Regarding the DT and RF, the most important features that impact breast cancer were family cancer, individual history of breast cancer, biopsy sampling, rarely consumption of a dairy, fruit, and vegetable meal, while in PCA and LR these features including family cancer, pregnancy number, pregnancy tendency, abortion, first menstruation, the age of first childbirth and childbirth number.
Machine learning algorithms can be used to extract the most important factors in the diagnosis of breast cancer in developing countries such as Iran.
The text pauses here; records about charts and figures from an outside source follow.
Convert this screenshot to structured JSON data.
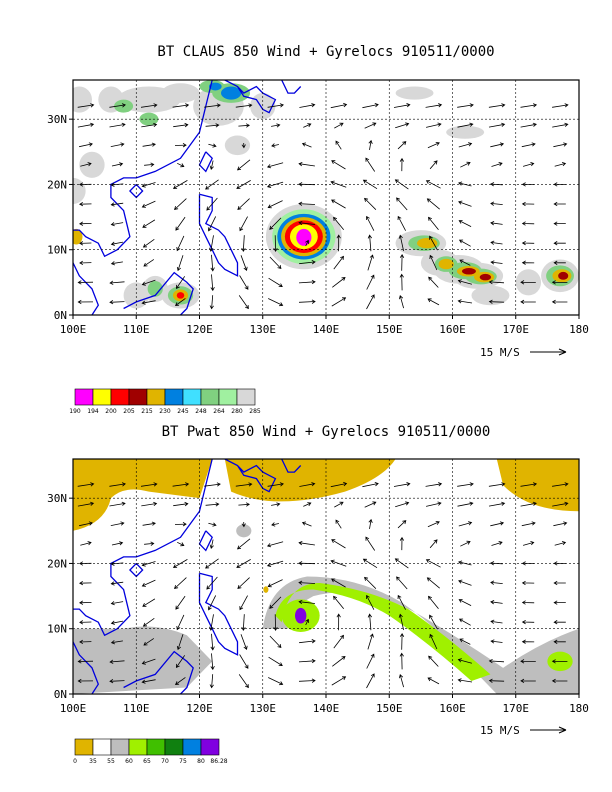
{
  "chart_data": [
    {
      "type": "heatmap",
      "title": "BT CLAUS 850 Wind + Gyrelocs 910511/0000",
      "x_ticks": [
        "100E",
        "110E",
        "120E",
        "130E",
        "140E",
        "150E",
        "160E",
        "170E",
        "180"
      ],
      "y_ticks": [
        "0N",
        "10N",
        "20N",
        "30N"
      ],
      "xlim": [
        100,
        180
      ],
      "ylim": [
        0,
        36
      ],
      "grid": true,
      "vector_scale_label": "15 M/S",
      "colorbar": {
        "labels": [
          "190",
          "194",
          "200",
          "205",
          "215",
          "230",
          "245",
          "248",
          "264",
          "280",
          "285"
        ],
        "colors": [
          "#ff00ff",
          "#ffff00",
          "#ff0000",
          "#a00000",
          "#e0b400",
          "#0080e0",
          "#40e0ff",
          "#80d080",
          "#a0f0a0",
          "#d8d8d8"
        ]
      }
    },
    {
      "type": "heatmap",
      "title": "BT Pwat 850 Wind + Gyrelocs 910511/0000",
      "x_ticks": [
        "100E",
        "110E",
        "120E",
        "130E",
        "140E",
        "150E",
        "160E",
        "170E",
        "180"
      ],
      "y_ticks": [
        "0N",
        "10N",
        "20N",
        "30N"
      ],
      "xlim": [
        100,
        180
      ],
      "ylim": [
        0,
        36
      ],
      "grid": true,
      "vector_scale_label": "15 M/S",
      "colorbar": {
        "labels": [
          "0",
          "35",
          "55",
          "60",
          "65",
          "70",
          "75",
          "80",
          "86.28"
        ],
        "colors": [
          "#e0b400",
          "#ffffff",
          "#bebebe",
          "#a0f000",
          "#40c000",
          "#108010",
          "#0080e0",
          "#8000e0"
        ]
      }
    }
  ]
}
发展中国家乳腺癌的生存率较低,主要是由于缺乏早期检测计划以及足够的诊断和治疗设施。
本研究旨在应用机器学习技术来识别乳腺癌的最重要危险因素。
这项病例对照研究纳入了年龄在 17-75 岁之间的女性,这些女性于 2015 年 3 月 21 日至 2016 年 3 月 19 日期间被转诊到马什哈德医科大学附属医院。该研究有两个数据集:一个包含 516 个样本(258 个病例和 258 个对照),另一个包含 606 个样本(303 个病例和 303 个对照)。所有参与者均签署了书面知情同意书。决策树(DT)、随机森林(RF)、逻辑回归(LR)和主成分分析(PCA)使用 R studio 软件进行分析。
就 DT 和 RF 而言,影响乳腺癌的最重要特征是家族癌症、个人乳腺癌病史、活检采样、很少食用乳制品、水果和蔬菜餐,而在 PCA 和 LR 中,这些特征包括家族癌症、怀孕次数、怀孕倾向、流产、初潮、初产年龄和生育次数。
机器学习算法可用于提取伊朗等发展中国家乳腺癌诊断的最重要因素。